Today, approximately 3,800 agency users from 17 agencies and 21,000 registered bidders and suppliers are live in the system. In December, the Department of Revenue, the Georgia Bureau of Investigation, the State Personnel Administration, Georgia Public Broadcasting, and the Department of Early Care and Learning/Bright from the Start all went live.
Reduced Cycle Times, Automation, and Going Paperless
Seven additional departments in the state―the Department of Community Affairs, the Department of Behavioral Health & Developmental Disabilities, the Department of Defense, the Department of Driver’s Services, the Office of the Secretary of State, the Department of Education and the Department of Public Safety―are expected to go live later this year.

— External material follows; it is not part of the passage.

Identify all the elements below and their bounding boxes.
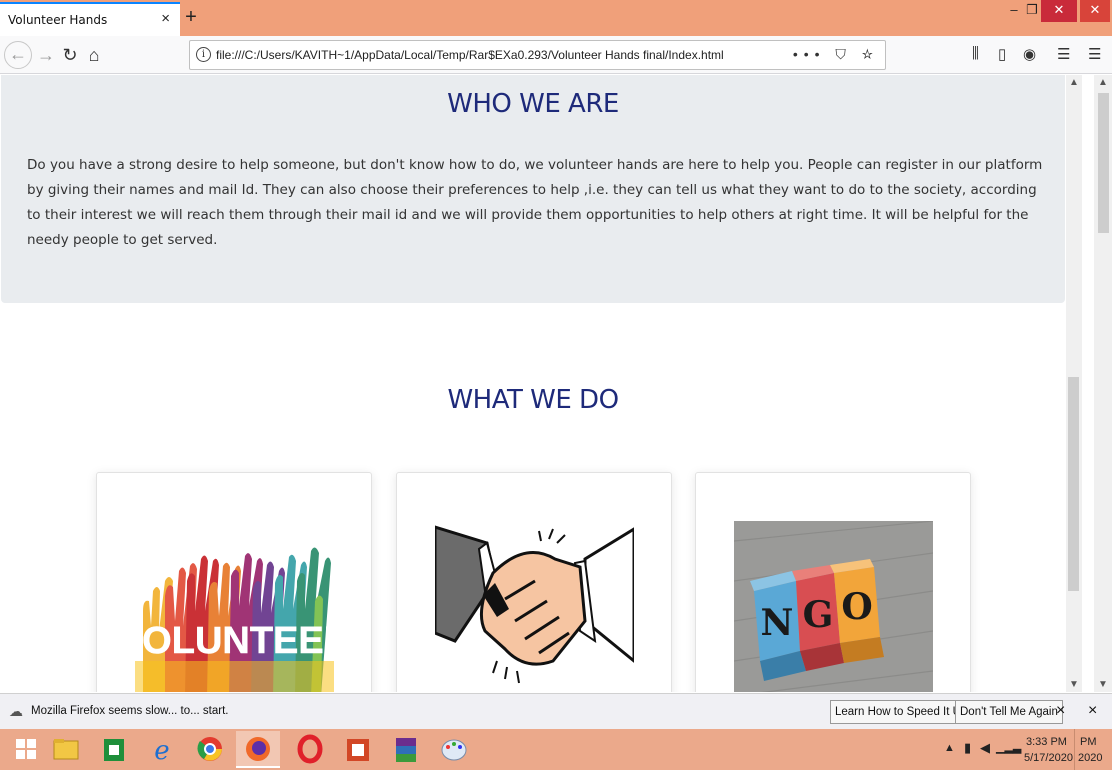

The entire Technical College System of Georgia, which encompasses 26 technicalcolleges, will be the next entity to go live.
The initiative currently encompasses 17 state agencies. Yet, even at this early stage, the project has yielded impressive results. Prior to undertaking the initiative, the state effectively had just 6 percent of its spending under management, while today that figure has increased to nearly 60 percent, with a goal of reaching 80 percent by the end of fiscal year 2012. For the agencies using the system, requisition-to-purchase order cycle times have dropped dramatically, from as much as 20 days to just two days.
Strategic sourcing efforts have yielded additional discounts from 5 to 20 percent on the goods covered under new contracts, and easy access to these contracts through a simple online interface have ensured that the state actually realizes thesebenefits. In addition, improved workflows and efficiencies, along with purchasing automation, allow thousands of users to take advantage of next-day deliveries for a wide range of goods. Automation has helped the Georgia Department of Audits to completely eliminate paper from its procurement processes.
Expansion to County and Municipal Organizations
The prospects for savings and better service do not stop with state government. Our vision is for Team Georgia Marketplace to be accessible to all public entities in Georgia that use the required technologies. This will allow county and municipal organizations to access the state’s contracts, even while they increase the buying volume that strategic sourcing managers use in their negotiations with suppliers. In effect, Georgia will create the nation’s largest group purchasing organization in the public sector.
Cost-Saving Model for Public Sector
With this program, Georgia is giving the nation a concrete example of the future of public procurement, in which purchasing on contract is as easy as filling an electronic shopping cart, and where the procurement office can focus not on pushing paper, but on analyzing data on spending and negotiating contracts that public employees will use to save taxpayer dollars.
I am the first to admit that Georgia’s procurement transformation is an ongoing process. While the state believes it has addressable spend in the range of more than $5 billion, the success of the procurement initiative to date has opened up the possibility that the state procurement office could eventually capture significantly greater amounts of spend―and drive much greater efficiencies―as the initiative progresses.
Georgia offers a powerful example of the significant opportunity states have to drive bottom-line results with an entirely new approach to procurement.
It is not always what you buy that makes the difference, but how you buy it. The steps that Georgia has taken and the completely new way that it uses taxpayer funds has enabled the state to achieve far more with each and every dollar. Citizens deserve that diligence, not just in Georgia, but throughout the nation.